Deandre Carter had previously worked out a deal for significantly less time, but the judge rejected it

Apr 11, 2023 at 8:18 am
click to enlarge Paige Walker was killed in July 2020 in a car crash caused by Deandre Carter.
Courtesy Niasha Moore
Paige Walker was killed in July 2020 in a car crash caused by Deandre Carter.

Yesterday in St. Louis Circuit Court, a judge handed down a life sentence plus 17 years to a 34-year-old man who in 2020 caused a car crash that killed one woman and injured another.

On July 21, 2020, Deandre Carter was driving a stolen Mitsubishi Outlander SUV at a high rate of speed westbound on Page Boulevard when he used the shoulder to pass another car. He clipped the side of that car in the process of passing it, then swerved onto the other side of the road and into oncoming traffic.

Carter collided head-on with a Nissan Altima being driven by Paige Walker, 28, with her mother, Shirley Brown-Walker, riding in the passenger seat. Walker was killed in the crash, while Brown-Walker was injured but survived.

Prosecutors charged Carter with involuntary manslaughter, assault and armed criminal action.

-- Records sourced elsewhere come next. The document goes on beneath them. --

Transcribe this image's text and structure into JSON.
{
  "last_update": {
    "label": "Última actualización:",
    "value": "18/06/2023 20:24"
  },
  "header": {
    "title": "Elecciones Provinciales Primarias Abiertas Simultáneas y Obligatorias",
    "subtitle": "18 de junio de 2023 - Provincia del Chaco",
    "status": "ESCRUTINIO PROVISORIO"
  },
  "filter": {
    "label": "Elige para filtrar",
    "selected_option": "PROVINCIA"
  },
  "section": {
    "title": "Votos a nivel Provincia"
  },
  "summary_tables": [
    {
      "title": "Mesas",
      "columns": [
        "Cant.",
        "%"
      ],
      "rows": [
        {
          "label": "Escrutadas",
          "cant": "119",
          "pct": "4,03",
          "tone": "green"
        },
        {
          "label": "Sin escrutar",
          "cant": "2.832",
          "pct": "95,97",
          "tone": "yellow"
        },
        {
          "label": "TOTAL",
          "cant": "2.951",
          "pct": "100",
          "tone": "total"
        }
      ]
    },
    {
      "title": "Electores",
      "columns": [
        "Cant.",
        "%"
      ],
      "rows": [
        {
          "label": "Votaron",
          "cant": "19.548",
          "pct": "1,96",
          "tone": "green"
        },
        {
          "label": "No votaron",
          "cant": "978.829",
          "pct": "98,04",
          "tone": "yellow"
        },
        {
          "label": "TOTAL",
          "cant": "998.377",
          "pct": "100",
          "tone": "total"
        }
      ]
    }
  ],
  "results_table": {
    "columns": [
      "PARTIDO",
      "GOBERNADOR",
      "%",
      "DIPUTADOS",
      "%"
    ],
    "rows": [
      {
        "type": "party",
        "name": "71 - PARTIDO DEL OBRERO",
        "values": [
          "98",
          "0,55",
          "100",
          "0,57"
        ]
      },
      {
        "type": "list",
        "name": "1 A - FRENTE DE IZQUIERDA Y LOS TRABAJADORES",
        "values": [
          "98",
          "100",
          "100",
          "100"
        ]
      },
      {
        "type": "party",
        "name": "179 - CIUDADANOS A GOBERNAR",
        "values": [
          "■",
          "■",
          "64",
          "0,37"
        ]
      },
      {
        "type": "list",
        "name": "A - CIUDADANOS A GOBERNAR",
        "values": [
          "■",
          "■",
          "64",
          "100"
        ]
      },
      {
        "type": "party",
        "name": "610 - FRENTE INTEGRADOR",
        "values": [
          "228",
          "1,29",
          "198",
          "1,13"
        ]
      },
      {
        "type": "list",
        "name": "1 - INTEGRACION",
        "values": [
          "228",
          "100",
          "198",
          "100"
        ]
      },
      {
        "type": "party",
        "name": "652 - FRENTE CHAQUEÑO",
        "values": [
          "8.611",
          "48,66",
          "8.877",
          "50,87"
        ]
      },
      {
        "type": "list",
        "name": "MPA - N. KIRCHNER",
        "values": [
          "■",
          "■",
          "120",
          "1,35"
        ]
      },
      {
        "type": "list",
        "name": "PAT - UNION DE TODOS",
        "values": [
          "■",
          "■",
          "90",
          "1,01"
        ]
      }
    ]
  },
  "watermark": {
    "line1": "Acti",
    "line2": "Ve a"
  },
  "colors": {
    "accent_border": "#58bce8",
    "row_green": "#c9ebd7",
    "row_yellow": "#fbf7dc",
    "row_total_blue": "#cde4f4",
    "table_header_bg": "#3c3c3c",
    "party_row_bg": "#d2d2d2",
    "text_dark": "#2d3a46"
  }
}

Several family members spoke in court about the heartache they've felt over the past three years. Walker had purchased a home across the street from her parents, and family members recounted the pain they felt seeing someone else now living in the home where Paige had once meticulously decorated for holidays and hosted family pumpkin-carving events for Halloween.

"Paige had so much going for her," her brother Joe Dale said.

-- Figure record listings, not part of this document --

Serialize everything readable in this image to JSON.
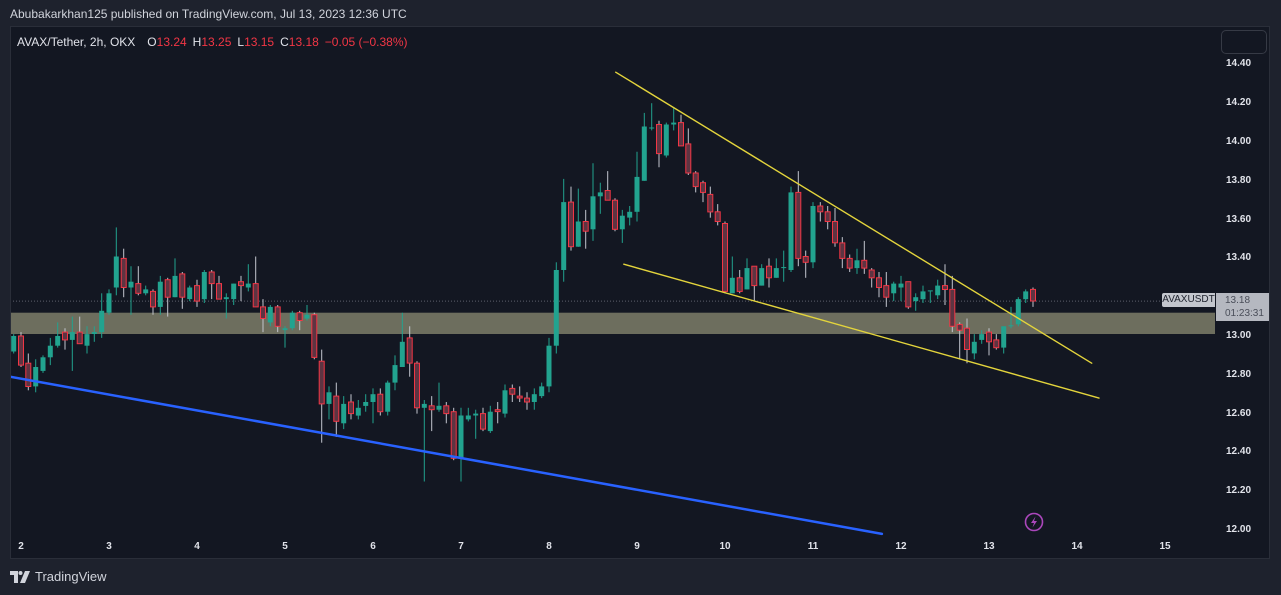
{
  "header": {
    "publisher_line": "Abubakarkhan125 published on TradingView.com, Jul 13, 2023 12:36 UTC"
  },
  "legend": {
    "symbol": "AVAX/Tether, 2h, OKX",
    "open_label": "O",
    "open": "13.24",
    "high_label": "H",
    "high": "13.25",
    "low_label": "L",
    "low": "13.15",
    "close_label": "C",
    "close": "13.18",
    "change": "−0.05 (−0.38%)"
  },
  "price_axis": {
    "symbol_label": "AVAXUSDT",
    "last_price": "13.18",
    "countdown": "01:23:31"
  },
  "footer": {
    "brand": "TradingView"
  },
  "colors": {
    "up": "#22a38f",
    "down_border": "#f23645",
    "down_fill": "#5e3442",
    "down_wick": "#c3c6cf",
    "trendline_blue": "#2962ff",
    "trendline_yellow": "#e3d43c",
    "zone": "#6d6e5e",
    "alert_icon": "#ab47bc"
  },
  "chart_data": {
    "type": "candlestick",
    "title": "AVAX/Tether, 2h, OKX",
    "timeframe": "2h",
    "xlabel": "",
    "ylabel": "",
    "ylim": [
      11.85,
      14.59
    ],
    "grid": false,
    "y_ticks": [
      {
        "label": "14.40",
        "value": 14.4
      },
      {
        "label": "14.20",
        "value": 14.2
      },
      {
        "label": "14.00",
        "value": 14.0
      },
      {
        "label": "13.80",
        "value": 13.8
      },
      {
        "label": "13.60",
        "value": 13.6
      },
      {
        "label": "13.40",
        "value": 13.4
      },
      {
        "label": "13.00",
        "value": 13.0
      },
      {
        "label": "12.80",
        "value": 12.8
      },
      {
        "label": "12.60",
        "value": 12.6
      },
      {
        "label": "12.40",
        "value": 12.4
      },
      {
        "label": "12.20",
        "value": 12.2
      },
      {
        "label": "12.00",
        "value": 12.0
      }
    ],
    "x_ticks": [
      {
        "label": "2",
        "bar": 0
      },
      {
        "label": "3",
        "bar": 12
      },
      {
        "label": "4",
        "bar": 24
      },
      {
        "label": "5",
        "bar": 36
      },
      {
        "label": "6",
        "bar": 48
      },
      {
        "label": "7",
        "bar": 60
      },
      {
        "label": "8",
        "bar": 72
      },
      {
        "label": "9",
        "bar": 84
      },
      {
        "label": "10",
        "bar": 96
      },
      {
        "label": "11",
        "bar": 108
      },
      {
        "label": "12",
        "bar": 120
      },
      {
        "label": "13",
        "bar": 132
      },
      {
        "label": "14",
        "bar": 144
      },
      {
        "label": "15",
        "bar": 156
      }
    ],
    "last_price": 13.18,
    "first_bar": -1,
    "candle_fields": [
      "open",
      "high",
      "low",
      "close"
    ],
    "candles": [
      [
        12.92,
        13.01,
        12.91,
        13.0
      ],
      [
        13.0,
        13.02,
        12.84,
        12.85
      ],
      [
        12.86,
        12.91,
        12.72,
        12.74
      ],
      [
        12.74,
        12.88,
        12.71,
        12.84
      ],
      [
        12.82,
        12.9,
        12.81,
        12.89
      ],
      [
        12.89,
        12.99,
        12.85,
        12.95
      ],
      [
        12.95,
        13.07,
        12.94,
        13.0
      ],
      [
        13.02,
        13.04,
        12.93,
        12.98
      ],
      [
        12.98,
        13.1,
        12.82,
        13.02
      ],
      [
        13.02,
        13.1,
        12.96,
        12.96
      ],
      [
        12.95,
        13.05,
        12.91,
        13.01
      ],
      [
        13.01,
        13.05,
        12.97,
        13.02
      ],
      [
        13.02,
        13.22,
        12.99,
        13.13
      ],
      [
        13.12,
        13.24,
        13.11,
        13.22
      ],
      [
        13.25,
        13.56,
        13.21,
        13.41
      ],
      [
        13.4,
        13.45,
        13.2,
        13.25
      ],
      [
        13.25,
        13.36,
        13.11,
        13.28
      ],
      [
        13.27,
        13.36,
        13.21,
        13.22
      ],
      [
        13.22,
        13.26,
        13.21,
        13.24
      ],
      [
        13.23,
        13.24,
        13.11,
        13.15
      ],
      [
        13.15,
        13.31,
        13.11,
        13.28
      ],
      [
        13.29,
        13.3,
        13.1,
        13.2
      ],
      [
        13.2,
        13.4,
        13.2,
        13.31
      ],
      [
        13.32,
        13.33,
        13.14,
        13.2
      ],
      [
        13.19,
        13.26,
        13.18,
        13.25
      ],
      [
        13.26,
        13.29,
        13.15,
        13.18
      ],
      [
        13.19,
        13.34,
        13.17,
        13.33
      ],
      [
        13.33,
        13.34,
        13.19,
        13.27
      ],
      [
        13.27,
        13.31,
        13.19,
        13.19
      ],
      [
        13.19,
        13.22,
        13.09,
        13.2
      ],
      [
        13.19,
        13.27,
        13.16,
        13.27
      ],
      [
        13.28,
        13.31,
        13.18,
        13.26
      ],
      [
        13.25,
        13.37,
        13.23,
        13.27
      ],
      [
        13.27,
        13.41,
        13.15,
        13.15
      ],
      [
        13.15,
        13.19,
        13.02,
        13.09
      ],
      [
        13.07,
        13.16,
        13.05,
        13.15
      ],
      [
        13.15,
        13.16,
        13.02,
        13.05
      ],
      [
        13.03,
        13.05,
        12.94,
        13.04
      ],
      [
        13.04,
        13.13,
        13.03,
        13.12
      ],
      [
        13.12,
        13.13,
        13.03,
        13.08
      ],
      [
        13.09,
        13.16,
        13.08,
        13.11
      ],
      [
        13.11,
        13.12,
        12.88,
        12.89
      ],
      [
        12.87,
        12.93,
        12.45,
        12.65
      ],
      [
        12.65,
        12.74,
        12.57,
        12.71
      ],
      [
        12.69,
        12.76,
        12.48,
        12.56
      ],
      [
        12.55,
        12.69,
        12.52,
        12.65
      ],
      [
        12.66,
        12.7,
        12.57,
        12.6
      ],
      [
        12.59,
        12.67,
        12.57,
        12.63
      ],
      [
        12.64,
        12.7,
        12.61,
        12.66
      ],
      [
        12.66,
        12.73,
        12.55,
        12.7
      ],
      [
        12.7,
        12.73,
        12.59,
        12.61
      ],
      [
        12.61,
        12.77,
        12.59,
        12.76
      ],
      [
        12.76,
        12.9,
        12.72,
        12.85
      ],
      [
        12.84,
        13.12,
        12.84,
        12.97
      ],
      [
        12.99,
        13.05,
        12.79,
        12.86
      ],
      [
        12.86,
        12.87,
        12.6,
        12.63
      ],
      [
        12.63,
        12.67,
        12.25,
        12.65
      ],
      [
        12.64,
        12.69,
        12.51,
        12.62
      ],
      [
        12.62,
        12.76,
        12.61,
        12.64
      ],
      [
        12.64,
        12.66,
        12.55,
        12.6
      ],
      [
        12.61,
        12.63,
        12.36,
        12.37
      ],
      [
        12.37,
        12.63,
        12.25,
        12.59
      ],
      [
        12.57,
        12.63,
        12.56,
        12.59
      ],
      [
        12.59,
        12.62,
        12.47,
        12.6
      ],
      [
        12.6,
        12.63,
        12.51,
        12.52
      ],
      [
        12.51,
        12.64,
        12.5,
        12.61
      ],
      [
        12.62,
        12.66,
        12.55,
        12.61
      ],
      [
        12.6,
        12.75,
        12.58,
        12.72
      ],
      [
        12.73,
        12.75,
        12.66,
        12.7
      ],
      [
        12.69,
        12.74,
        12.66,
        12.68
      ],
      [
        12.68,
        12.71,
        12.62,
        12.66
      ],
      [
        12.66,
        12.73,
        12.62,
        12.7
      ],
      [
        12.69,
        12.76,
        12.68,
        12.74
      ],
      [
        12.74,
        12.99,
        12.71,
        12.95
      ],
      [
        12.95,
        13.38,
        12.91,
        13.34
      ],
      [
        13.34,
        13.81,
        13.28,
        13.69
      ],
      [
        13.69,
        13.77,
        13.44,
        13.46
      ],
      [
        13.46,
        13.76,
        13.46,
        13.59
      ],
      [
        13.59,
        13.65,
        13.45,
        13.54
      ],
      [
        13.55,
        13.89,
        13.49,
        13.72
      ],
      [
        13.72,
        13.79,
        13.63,
        13.74
      ],
      [
        13.75,
        13.85,
        13.7,
        13.7
      ],
      [
        13.7,
        13.71,
        13.54,
        13.55
      ],
      [
        13.55,
        13.65,
        13.48,
        13.62
      ],
      [
        13.61,
        13.67,
        13.57,
        13.64
      ],
      [
        13.64,
        13.95,
        13.59,
        13.82
      ],
      [
        13.8,
        14.15,
        13.8,
        14.08
      ],
      [
        14.07,
        14.2,
        14.06,
        14.075
      ],
      [
        14.09,
        14.11,
        13.87,
        13.94
      ],
      [
        13.93,
        14.1,
        13.92,
        14.09
      ],
      [
        14.09,
        14.18,
        14.06,
        14.1
      ],
      [
        14.1,
        14.14,
        13.98,
        13.98
      ],
      [
        13.99,
        14.07,
        13.83,
        13.84
      ],
      [
        13.84,
        13.85,
        13.74,
        13.77
      ],
      [
        13.79,
        13.8,
        13.69,
        13.74
      ],
      [
        13.73,
        13.77,
        13.61,
        13.64
      ],
      [
        13.64,
        13.68,
        13.57,
        13.59
      ],
      [
        13.58,
        13.59,
        13.22,
        13.23
      ],
      [
        13.22,
        13.41,
        13.22,
        13.3
      ],
      [
        13.3,
        13.34,
        13.22,
        13.23
      ],
      [
        13.24,
        13.4,
        13.24,
        13.35
      ],
      [
        13.36,
        13.36,
        13.18,
        13.26
      ],
      [
        13.26,
        13.37,
        13.26,
        13.35
      ],
      [
        13.36,
        13.4,
        13.25,
        13.3
      ],
      [
        13.3,
        13.4,
        13.3,
        13.35
      ],
      [
        13.35,
        13.44,
        13.28,
        13.355
      ],
      [
        13.34,
        13.77,
        13.33,
        13.74
      ],
      [
        13.74,
        13.85,
        13.36,
        13.4
      ],
      [
        13.41,
        13.44,
        13.3,
        13.38
      ],
      [
        13.38,
        13.69,
        13.35,
        13.67
      ],
      [
        13.67,
        13.69,
        13.59,
        13.64
      ],
      [
        13.64,
        13.67,
        13.55,
        13.59
      ],
      [
        13.59,
        13.66,
        13.46,
        13.48
      ],
      [
        13.48,
        13.51,
        13.35,
        13.4
      ],
      [
        13.4,
        13.42,
        13.33,
        13.35
      ],
      [
        13.35,
        13.45,
        13.32,
        13.39
      ],
      [
        13.39,
        13.49,
        13.32,
        13.35
      ],
      [
        13.34,
        13.35,
        13.25,
        13.3
      ],
      [
        13.3,
        13.33,
        13.2,
        13.25
      ],
      [
        13.26,
        13.33,
        13.15,
        13.2
      ],
      [
        13.22,
        13.28,
        13.18,
        13.27
      ],
      [
        13.25,
        13.31,
        13.18,
        13.27
      ],
      [
        13.28,
        13.28,
        13.14,
        13.15
      ],
      [
        13.18,
        13.22,
        13.13,
        13.2
      ],
      [
        13.19,
        13.26,
        13.17,
        13.23
      ],
      [
        13.23,
        13.23,
        13.17,
        13.235
      ],
      [
        13.21,
        13.29,
        13.19,
        13.26
      ],
      [
        13.26,
        13.37,
        13.16,
        13.24
      ],
      [
        13.24,
        13.31,
        13.02,
        13.05
      ],
      [
        13.06,
        13.07,
        12.88,
        13.03
      ],
      [
        13.04,
        13.09,
        12.86,
        12.93
      ],
      [
        12.91,
        13.01,
        12.88,
        12.97
      ],
      [
        12.98,
        13.03,
        12.96,
        13.01
      ],
      [
        13.02,
        13.04,
        12.9,
        12.97
      ],
      [
        12.98,
        13.01,
        12.93,
        12.94
      ],
      [
        12.94,
        13.05,
        12.91,
        13.05
      ],
      [
        13.05,
        13.15,
        13.04,
        13.055
      ],
      [
        13.06,
        13.2,
        13.05,
        13.19
      ],
      [
        13.19,
        13.24,
        13.17,
        13.23
      ],
      [
        13.24,
        13.25,
        13.15,
        13.18
      ]
    ],
    "zone": {
      "name": "support-zone",
      "price_top": 13.12,
      "price_bottom": 13.01
    },
    "drawings": [
      {
        "name": "blue-support-trendline",
        "color": "#2962ff",
        "width": 2.5,
        "from": {
          "bar": -1.5,
          "price": 12.79
        },
        "to": {
          "bar": 117.4,
          "price": 11.98
        }
      },
      {
        "name": "wedge-upper-trendline",
        "color": "#e3d43c",
        "width": 1.4,
        "from": {
          "bar": 81.1,
          "price": 14.36
        },
        "to": {
          "bar": 146.0,
          "price": 12.86
        }
      },
      {
        "name": "wedge-lower-trendline",
        "color": "#e3d43c",
        "width": 1.4,
        "from": {
          "bar": 82.2,
          "price": 13.37
        },
        "to": {
          "bar": 147.0,
          "price": 12.68
        }
      }
    ],
    "legend_position": "top-left"
  }
}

Walker's pastor Kevin Davis said that Walker had completed a carpentry trade school, was the only female in her class and was looking forward to using her skills to help out at the church.

The case took almost three years to work its way through the courts. Judge Michael Noble stated in court yesterday that at one point in the process he told prosecutors they weren't taking the case "seriously enough" given that there was a death involved. The St. Louis Circuit Attorney's Office had worked out a plea deal with Carter's public defender for him to get a 9 or 10 year sentence, but Judge Noble rejected it. The case went to trial at the end of February and on March 1 a jury found Carter guilty.

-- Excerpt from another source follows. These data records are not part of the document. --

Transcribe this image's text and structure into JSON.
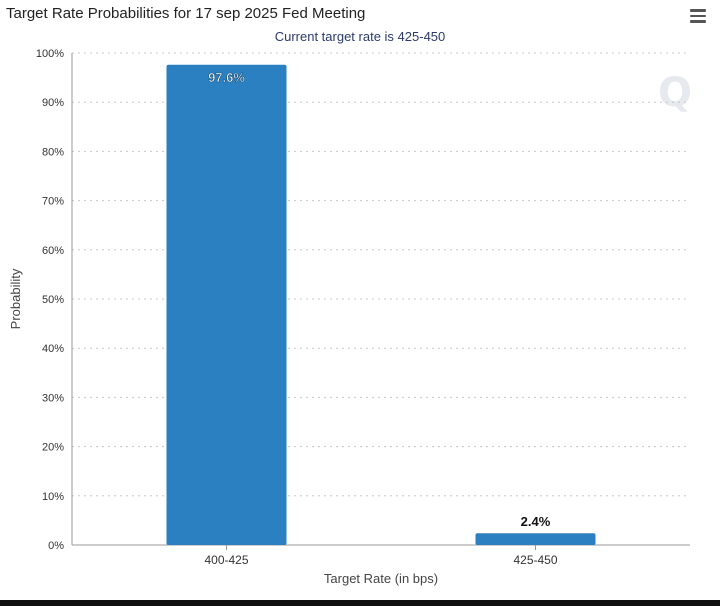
{
  "chart_data": {
    "type": "bar",
    "title": "Target Rate Probabilities for 17 sep 2025 Fed Meeting",
    "subtitle": "Current target rate is 425-450",
    "xlabel": "Target Rate (in bps)",
    "ylabel": "Probability",
    "categories": [
      "400-425",
      "425-450"
    ],
    "values": [
      97.6,
      2.4
    ],
    "data_labels": [
      "97.6%",
      "2.4%"
    ],
    "ylim": [
      0,
      100
    ],
    "yticks": [
      0,
      10,
      20,
      30,
      40,
      50,
      60,
      70,
      80,
      90,
      100
    ],
    "ytick_labels": [
      "0%",
      "10%",
      "20%",
      "30%",
      "40%",
      "50%",
      "60%",
      "70%",
      "80%",
      "90%",
      "100%"
    ],
    "grid": true,
    "legend": "none",
    "bar_color": "#2a80c0",
    "watermark_text": "Q"
  }
}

At this morning's sentencing hearing, prosecutor Chris Doyle-Lohse, filling in for Assistant Circuit Attorney Adam Field, said that the state was asking for a 20-year sentence. Carter's public defender Mia Griffin asked for nine years.

Walker’s family and friends who spoke in court, as well as Shirley Walker-Brown herself, asked Judge Noble that Carter be given life.

"I'm just going to be honest," Walker-Brown said. "You killed my baby. A life for a life. Mine is gone. What are you still walking around for? What are you still breathing for?"

"Do you know what it feels like to have breath in your body but still feel dead?" asked the victim's sister Lacreasia Walker, who went on to stress to the court that Walker-Brown is still experiencing flashbacks after having to witness her daughter's last moments.

"Enough is enough," Lacreasia said. "We need to make a stand and a statement."

In lobbying for a lighter sentence, Griffin called Carter "a reflection of this city," saying that he'd been raised by a single mother, had been shot at age 16 and had many family members who had been wounded by gun violence as well.

Judge Noble ultimately sided with the family, handing down a life sentence plus 17 years. A family member of Carter's present in the courtroom began to cry, and Carter seemed to be blinking back tears of his own.

"I just got a life sentence for a car accident?" Carter said after sentencing.

"That's not what you got a life sentence for," Judge Noble replied.
click to enlarge Booking photo for Deandre Carter.
Courtesy SLMPD
Booking photo for Deandre Carter.

Under Missouri law, a life sentence is calculated to be 30 years. Carter will be eligible for parole, though it's unclear how many years he will have to serve until then.

Matthew Mahaffey with the state's public defender office says he certainly understands the Walker family wanting a harsh sentence for the man who took Walker’s life, but that Carter's sentence stands out when compared to recent sentences handed down to individuals convicted of similar crimes.

In March, 28-year-old Fenton man David Thurby got an eight-year sentence for a drunk driving crash that killed a family of three, including a 4-month-old baby boy.

Mahaffey also cites the case of Trenton Geiger, a 23-year-old from Town and Country, who in 2020 was accused of “huffing inhalants” while driving, causing a crash that killed an urgent care employee in Ballwin. Geiger was sentenced to just two years in prison.

"There was no intention here," Mahaffey says of the Carter case. "That wasn't even part of the charge that he intentionally did this. He did not mean for those people to die, just like the gentleman in Hillsboro did not mean for them to die. And Geiger, in this county, they did not mean for that to happen."

Both Thurby and Geiger hired private criminal defense attorneys and crucially, as far as Mahaffey is concerned, those two men are white. Carter is Black.

Mahaffey says, "For whatever reason, [Carter] is now facing a ton of time. And a lot of people that don't look like him have fared a lot better."